State park in Minas Gerais, Brazil

The Serra do Cabral State Park (Parque Estadual da Serra do Cabral) is a state park in the state of Minas Gerais, Brazil.

==Location==

The Serra do Cabral State Park is divided between the municipalities of Buenópolis and Joaquim Felício in Minas Gerais.
It has an area of 22494 ha.
The park is in the north-central region of the state in the Serra do Cabral range, part of the Espinhaço Mountains.
Altitudes vary from 900 to 1300 m.
The park is on the watershed between the das Velhas and Jequitaí rivers, both right tributaries of the São Francisco River.
There are many waterfalls and natural pools.
Springs in the park supply water to the urban areas of Buenópolis and Joaquim Felício.

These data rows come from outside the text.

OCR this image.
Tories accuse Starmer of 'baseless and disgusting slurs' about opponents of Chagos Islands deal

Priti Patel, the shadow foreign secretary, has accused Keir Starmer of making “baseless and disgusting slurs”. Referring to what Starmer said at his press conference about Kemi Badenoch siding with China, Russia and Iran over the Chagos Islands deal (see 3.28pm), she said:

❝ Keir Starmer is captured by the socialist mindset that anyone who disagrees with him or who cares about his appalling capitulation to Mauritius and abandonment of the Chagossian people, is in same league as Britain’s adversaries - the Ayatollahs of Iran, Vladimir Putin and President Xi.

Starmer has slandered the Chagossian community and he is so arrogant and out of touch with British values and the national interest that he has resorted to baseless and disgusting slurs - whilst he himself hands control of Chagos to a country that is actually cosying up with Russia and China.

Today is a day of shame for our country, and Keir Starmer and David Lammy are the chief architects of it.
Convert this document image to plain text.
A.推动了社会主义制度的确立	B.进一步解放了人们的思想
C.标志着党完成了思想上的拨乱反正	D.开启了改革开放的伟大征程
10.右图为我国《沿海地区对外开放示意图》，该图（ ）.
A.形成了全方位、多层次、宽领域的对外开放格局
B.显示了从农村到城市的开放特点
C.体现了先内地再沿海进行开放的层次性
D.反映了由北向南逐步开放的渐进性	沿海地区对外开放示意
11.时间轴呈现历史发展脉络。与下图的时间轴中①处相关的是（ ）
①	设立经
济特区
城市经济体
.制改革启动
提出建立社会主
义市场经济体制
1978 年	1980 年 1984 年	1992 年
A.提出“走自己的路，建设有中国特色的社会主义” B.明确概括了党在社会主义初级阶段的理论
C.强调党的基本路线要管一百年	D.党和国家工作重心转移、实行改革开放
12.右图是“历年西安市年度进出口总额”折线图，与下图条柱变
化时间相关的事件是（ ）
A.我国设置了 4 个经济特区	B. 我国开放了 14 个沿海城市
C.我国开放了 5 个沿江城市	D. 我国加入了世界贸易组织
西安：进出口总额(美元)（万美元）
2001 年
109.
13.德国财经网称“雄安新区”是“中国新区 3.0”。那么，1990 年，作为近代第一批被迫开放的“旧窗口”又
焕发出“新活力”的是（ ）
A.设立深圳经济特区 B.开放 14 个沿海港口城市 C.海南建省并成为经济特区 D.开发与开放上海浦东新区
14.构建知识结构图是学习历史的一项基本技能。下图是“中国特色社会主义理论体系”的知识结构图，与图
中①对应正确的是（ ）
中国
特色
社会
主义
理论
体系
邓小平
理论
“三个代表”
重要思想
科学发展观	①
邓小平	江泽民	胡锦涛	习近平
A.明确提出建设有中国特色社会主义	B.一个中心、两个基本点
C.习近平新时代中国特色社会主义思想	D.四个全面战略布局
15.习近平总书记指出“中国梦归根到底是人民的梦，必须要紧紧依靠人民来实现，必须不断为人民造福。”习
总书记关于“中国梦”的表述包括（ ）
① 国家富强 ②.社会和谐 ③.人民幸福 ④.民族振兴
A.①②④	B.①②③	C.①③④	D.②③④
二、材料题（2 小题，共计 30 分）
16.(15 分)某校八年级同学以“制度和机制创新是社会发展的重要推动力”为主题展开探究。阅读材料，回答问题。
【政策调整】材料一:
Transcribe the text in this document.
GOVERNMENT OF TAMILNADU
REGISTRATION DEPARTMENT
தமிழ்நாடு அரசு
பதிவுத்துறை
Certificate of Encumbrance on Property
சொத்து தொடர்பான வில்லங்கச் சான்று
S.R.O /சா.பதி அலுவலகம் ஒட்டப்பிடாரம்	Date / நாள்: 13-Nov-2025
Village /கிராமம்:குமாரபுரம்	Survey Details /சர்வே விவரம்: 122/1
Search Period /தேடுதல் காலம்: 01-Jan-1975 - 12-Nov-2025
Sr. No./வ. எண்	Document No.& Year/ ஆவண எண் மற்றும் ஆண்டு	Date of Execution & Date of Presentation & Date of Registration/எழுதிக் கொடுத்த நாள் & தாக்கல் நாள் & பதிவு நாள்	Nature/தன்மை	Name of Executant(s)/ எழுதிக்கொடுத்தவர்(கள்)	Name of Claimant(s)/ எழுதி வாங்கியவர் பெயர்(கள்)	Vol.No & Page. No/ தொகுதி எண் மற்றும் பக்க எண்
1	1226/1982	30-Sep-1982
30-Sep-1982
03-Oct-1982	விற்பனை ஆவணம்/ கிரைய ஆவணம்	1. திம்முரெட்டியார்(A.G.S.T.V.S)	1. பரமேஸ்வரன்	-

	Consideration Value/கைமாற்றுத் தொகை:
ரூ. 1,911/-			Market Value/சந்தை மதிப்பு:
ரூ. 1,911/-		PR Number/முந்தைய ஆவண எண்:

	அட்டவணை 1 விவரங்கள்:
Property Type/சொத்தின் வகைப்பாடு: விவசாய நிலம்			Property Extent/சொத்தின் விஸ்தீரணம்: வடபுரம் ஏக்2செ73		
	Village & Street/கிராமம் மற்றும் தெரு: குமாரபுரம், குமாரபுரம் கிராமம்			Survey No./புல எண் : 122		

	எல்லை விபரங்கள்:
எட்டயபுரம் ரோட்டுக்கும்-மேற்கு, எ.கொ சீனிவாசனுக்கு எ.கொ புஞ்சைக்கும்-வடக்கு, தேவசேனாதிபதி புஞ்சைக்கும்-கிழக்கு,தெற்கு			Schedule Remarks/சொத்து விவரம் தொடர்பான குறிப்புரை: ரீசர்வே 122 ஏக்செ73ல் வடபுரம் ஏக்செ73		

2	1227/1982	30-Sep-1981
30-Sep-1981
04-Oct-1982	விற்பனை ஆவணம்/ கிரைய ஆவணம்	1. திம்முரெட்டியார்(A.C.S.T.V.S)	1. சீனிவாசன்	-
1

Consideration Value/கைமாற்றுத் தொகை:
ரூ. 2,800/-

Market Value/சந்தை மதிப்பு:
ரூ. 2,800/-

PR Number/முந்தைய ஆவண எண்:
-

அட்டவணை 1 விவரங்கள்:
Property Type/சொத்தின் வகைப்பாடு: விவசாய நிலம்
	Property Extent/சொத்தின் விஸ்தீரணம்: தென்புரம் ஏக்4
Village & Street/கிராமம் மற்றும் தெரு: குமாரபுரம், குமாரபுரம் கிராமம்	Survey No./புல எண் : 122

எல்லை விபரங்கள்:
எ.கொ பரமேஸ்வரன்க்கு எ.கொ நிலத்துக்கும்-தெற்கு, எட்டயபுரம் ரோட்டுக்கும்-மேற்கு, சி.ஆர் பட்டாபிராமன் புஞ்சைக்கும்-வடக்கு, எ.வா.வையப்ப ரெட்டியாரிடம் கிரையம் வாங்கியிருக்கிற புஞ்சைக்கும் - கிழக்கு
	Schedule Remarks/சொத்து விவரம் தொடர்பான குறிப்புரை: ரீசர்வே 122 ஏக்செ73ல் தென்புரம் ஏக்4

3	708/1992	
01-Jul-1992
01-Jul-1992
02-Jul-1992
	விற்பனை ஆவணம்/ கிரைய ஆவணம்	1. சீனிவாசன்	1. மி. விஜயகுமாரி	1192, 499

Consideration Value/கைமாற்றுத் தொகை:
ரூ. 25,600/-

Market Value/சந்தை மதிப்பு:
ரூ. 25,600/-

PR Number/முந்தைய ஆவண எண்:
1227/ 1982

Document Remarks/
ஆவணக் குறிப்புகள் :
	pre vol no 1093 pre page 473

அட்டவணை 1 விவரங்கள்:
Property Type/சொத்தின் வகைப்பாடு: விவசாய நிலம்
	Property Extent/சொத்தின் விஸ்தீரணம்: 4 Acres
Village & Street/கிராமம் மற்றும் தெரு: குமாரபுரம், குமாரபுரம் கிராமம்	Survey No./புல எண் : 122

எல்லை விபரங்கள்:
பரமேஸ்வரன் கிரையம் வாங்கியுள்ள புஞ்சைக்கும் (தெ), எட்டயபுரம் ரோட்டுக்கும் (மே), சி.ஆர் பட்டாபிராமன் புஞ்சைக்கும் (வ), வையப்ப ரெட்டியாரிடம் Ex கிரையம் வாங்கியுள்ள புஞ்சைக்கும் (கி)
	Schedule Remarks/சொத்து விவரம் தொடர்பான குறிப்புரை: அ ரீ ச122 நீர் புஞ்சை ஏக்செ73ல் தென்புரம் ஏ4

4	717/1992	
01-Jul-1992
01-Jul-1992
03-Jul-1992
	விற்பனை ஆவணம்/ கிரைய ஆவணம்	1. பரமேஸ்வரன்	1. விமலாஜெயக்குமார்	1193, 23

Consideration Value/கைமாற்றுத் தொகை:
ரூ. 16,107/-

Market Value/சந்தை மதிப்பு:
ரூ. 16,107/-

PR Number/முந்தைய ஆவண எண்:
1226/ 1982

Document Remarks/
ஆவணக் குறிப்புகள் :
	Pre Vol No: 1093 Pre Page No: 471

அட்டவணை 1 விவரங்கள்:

Vegetation includes forest and cerrado, including evergreens and sweet palmetto (Euterpe edulis).
Fauna include the threatened South American tapir (Tapirus terrestris).
The park holds many prehistoric archaeological sites.
There are cave paintings representing animals in several places.

==History==

The Serra do Cabral State Park was created by decree 44.121 of 29 September 2005.
The park became part of the Espinhaço Mosaic of conservation units, created in 2010.
As of 2014 access to the park was restricted, since the archaeological sites were still being studied.
The management plan was published in June 2015.